After he received the prize, the unidentified student went to an after-school daycare program and asked a teacher to help him open the package of Stony Patch Kids. According to a police report, the daycare teacher noticed that the candy was not actually Sour Patch Kids, declined to open the package for him, and called the student’s school, Rocky Creek Elementary School, to report the incident instead.

The assistant principal at the school then went to Weiss’ classroom and found more of the marijuana edibles in the prize box. When the assistant principal confronted Weiss about the edibles, she became “hysterical,” according to the police report. 

“No student ate any of the products,” Koon noted.

Search of Teacher’s Home Reveals More Edibles

Deputies then obtained a search warrant for the teachers’ home, where “investigators found packs of edibles similar to those the student picked from the box in Weiss’ classroom,” Koon said. Each package of cannabis gummies contained 350 milligrams of THC, according to the product label.

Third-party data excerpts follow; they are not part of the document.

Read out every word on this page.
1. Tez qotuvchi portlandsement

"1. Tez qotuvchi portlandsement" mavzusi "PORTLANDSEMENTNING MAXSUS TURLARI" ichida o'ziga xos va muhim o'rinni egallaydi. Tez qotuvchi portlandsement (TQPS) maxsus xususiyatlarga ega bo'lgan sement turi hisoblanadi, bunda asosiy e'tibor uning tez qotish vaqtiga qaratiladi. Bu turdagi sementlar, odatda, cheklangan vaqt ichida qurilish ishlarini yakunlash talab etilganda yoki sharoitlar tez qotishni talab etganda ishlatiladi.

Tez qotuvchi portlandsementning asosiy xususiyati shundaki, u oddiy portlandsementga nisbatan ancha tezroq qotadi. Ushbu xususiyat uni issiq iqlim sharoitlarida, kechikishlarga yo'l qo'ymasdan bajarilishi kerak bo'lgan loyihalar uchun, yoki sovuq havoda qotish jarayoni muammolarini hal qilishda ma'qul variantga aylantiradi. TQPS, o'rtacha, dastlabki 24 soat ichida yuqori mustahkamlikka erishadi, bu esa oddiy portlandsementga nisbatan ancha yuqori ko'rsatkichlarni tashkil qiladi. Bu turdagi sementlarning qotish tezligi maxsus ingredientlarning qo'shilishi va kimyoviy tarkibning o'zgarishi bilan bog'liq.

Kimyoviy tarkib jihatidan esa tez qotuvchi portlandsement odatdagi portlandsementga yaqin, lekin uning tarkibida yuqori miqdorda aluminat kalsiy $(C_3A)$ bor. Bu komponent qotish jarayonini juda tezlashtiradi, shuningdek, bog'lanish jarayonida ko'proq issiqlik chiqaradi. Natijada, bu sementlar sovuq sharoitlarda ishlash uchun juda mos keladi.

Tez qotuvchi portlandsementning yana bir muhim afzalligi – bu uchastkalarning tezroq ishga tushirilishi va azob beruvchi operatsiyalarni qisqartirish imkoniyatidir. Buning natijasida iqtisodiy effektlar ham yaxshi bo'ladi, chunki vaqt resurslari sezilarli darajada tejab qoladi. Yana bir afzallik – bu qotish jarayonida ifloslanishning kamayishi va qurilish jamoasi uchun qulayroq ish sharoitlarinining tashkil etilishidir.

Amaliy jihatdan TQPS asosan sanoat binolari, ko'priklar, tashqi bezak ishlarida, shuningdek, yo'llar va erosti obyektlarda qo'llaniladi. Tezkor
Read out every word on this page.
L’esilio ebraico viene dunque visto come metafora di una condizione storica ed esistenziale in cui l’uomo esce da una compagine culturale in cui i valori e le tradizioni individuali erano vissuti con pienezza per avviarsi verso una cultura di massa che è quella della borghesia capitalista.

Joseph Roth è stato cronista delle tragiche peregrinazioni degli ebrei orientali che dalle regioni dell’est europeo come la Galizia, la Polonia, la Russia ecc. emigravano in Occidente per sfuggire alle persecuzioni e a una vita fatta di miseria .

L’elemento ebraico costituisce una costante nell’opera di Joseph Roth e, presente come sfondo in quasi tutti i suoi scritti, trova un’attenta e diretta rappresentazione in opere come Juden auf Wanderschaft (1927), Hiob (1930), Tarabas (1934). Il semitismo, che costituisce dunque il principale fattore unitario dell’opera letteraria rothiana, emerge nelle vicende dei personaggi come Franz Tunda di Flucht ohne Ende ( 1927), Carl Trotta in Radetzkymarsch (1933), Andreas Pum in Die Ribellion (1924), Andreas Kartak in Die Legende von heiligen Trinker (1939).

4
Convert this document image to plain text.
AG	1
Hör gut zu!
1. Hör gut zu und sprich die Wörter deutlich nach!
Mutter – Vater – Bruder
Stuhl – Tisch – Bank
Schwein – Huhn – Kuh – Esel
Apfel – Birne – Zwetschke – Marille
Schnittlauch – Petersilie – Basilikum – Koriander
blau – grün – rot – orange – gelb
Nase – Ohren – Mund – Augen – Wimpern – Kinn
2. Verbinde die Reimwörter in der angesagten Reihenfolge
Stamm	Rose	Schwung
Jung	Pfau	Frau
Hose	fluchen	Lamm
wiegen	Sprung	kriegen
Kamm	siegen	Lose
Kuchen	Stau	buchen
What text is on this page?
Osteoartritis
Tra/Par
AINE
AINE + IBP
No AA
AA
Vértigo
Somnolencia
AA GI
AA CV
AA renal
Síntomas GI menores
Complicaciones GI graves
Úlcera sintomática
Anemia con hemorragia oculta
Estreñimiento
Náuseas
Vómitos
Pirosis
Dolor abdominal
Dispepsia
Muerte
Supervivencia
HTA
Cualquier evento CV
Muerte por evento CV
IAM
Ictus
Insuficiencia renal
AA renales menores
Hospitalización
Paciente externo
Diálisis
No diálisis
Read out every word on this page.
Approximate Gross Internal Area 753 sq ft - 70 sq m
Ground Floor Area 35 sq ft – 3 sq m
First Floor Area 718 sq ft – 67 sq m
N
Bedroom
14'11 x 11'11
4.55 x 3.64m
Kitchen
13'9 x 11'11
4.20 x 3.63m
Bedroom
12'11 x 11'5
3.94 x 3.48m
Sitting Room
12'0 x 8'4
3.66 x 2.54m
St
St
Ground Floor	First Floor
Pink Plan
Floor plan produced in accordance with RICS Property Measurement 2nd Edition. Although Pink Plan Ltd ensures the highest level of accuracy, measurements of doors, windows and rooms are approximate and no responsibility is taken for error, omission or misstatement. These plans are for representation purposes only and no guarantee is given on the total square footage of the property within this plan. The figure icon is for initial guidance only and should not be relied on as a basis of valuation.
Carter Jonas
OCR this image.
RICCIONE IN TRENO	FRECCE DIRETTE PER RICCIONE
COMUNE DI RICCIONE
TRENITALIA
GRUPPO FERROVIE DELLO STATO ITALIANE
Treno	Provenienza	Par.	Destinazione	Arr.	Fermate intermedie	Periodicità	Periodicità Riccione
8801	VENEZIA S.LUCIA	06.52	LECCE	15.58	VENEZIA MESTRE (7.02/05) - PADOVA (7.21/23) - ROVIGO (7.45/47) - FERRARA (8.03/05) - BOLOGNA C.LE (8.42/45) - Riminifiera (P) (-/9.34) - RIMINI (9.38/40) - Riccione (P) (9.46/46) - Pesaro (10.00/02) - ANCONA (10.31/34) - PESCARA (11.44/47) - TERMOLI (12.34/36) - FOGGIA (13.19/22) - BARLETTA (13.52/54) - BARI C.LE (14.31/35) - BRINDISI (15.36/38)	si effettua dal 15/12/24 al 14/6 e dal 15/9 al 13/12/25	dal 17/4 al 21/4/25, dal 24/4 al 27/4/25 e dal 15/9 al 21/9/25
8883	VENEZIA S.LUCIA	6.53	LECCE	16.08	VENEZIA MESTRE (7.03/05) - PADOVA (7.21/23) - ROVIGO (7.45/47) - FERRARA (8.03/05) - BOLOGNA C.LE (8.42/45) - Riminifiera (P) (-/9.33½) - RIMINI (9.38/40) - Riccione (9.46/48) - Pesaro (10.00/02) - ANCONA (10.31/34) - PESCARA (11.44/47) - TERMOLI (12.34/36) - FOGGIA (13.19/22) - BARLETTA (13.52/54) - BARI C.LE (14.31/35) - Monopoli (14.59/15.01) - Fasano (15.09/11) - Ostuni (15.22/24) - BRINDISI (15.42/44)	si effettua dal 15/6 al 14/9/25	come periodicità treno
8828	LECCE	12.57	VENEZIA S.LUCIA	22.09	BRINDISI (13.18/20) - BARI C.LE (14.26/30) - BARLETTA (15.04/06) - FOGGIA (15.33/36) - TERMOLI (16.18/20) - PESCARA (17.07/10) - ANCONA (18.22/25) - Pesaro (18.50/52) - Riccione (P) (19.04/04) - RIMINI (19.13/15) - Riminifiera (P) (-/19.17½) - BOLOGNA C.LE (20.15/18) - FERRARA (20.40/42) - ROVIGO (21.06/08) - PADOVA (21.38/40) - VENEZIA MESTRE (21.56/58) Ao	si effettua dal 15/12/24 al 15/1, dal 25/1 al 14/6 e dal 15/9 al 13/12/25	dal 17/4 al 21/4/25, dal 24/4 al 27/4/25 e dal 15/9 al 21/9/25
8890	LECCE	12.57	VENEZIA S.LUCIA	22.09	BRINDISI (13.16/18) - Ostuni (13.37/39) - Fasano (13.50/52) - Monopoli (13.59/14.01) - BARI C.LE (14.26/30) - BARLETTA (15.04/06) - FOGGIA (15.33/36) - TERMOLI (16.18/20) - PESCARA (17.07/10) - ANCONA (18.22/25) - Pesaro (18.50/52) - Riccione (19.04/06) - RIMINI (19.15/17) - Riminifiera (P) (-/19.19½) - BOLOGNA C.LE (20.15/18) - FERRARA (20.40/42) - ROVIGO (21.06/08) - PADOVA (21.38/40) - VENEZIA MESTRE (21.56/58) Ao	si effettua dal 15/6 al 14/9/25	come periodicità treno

Although much of the nation has enacted cannabis policy reforms, South Carolina is one of the few states that still have no provisions for legal cannabis, even for medicinal purposes. Additionally, the Lexington County Schools employee handbook specifies that workers are not permitted “to manufacture, distribute, dispense, possess, be under the influence of or use on or in the workplace any illicit drug such as a narcotic drug, hallucinogenic drug, amphetamine, barbiturate, marijuana or any other controlled substance.” According to school district officials, Weiss is no longer employed by the Lexington School District One as of October 13. 

“The safety of our students is our top priority,” said Dr. Greg Little, the superintendent of the school. “It is unacceptable for a staff member to potentially threaten the wellbeing of a child. We will continue to work to ensure all of our children have a safe environment to learn and grow. Rocky Creek Elementary has a sterling reputation which will not be tarnished by the actions of one person.”

After a warrant was issued for Weiss’ arrest, she turned herself in to the sheriff’s department on Friday. She was detained for a time at the Lexington County Detention Center before being released on a personal recognizance bond. Weiss has been charged with possession of a Schedule I drug.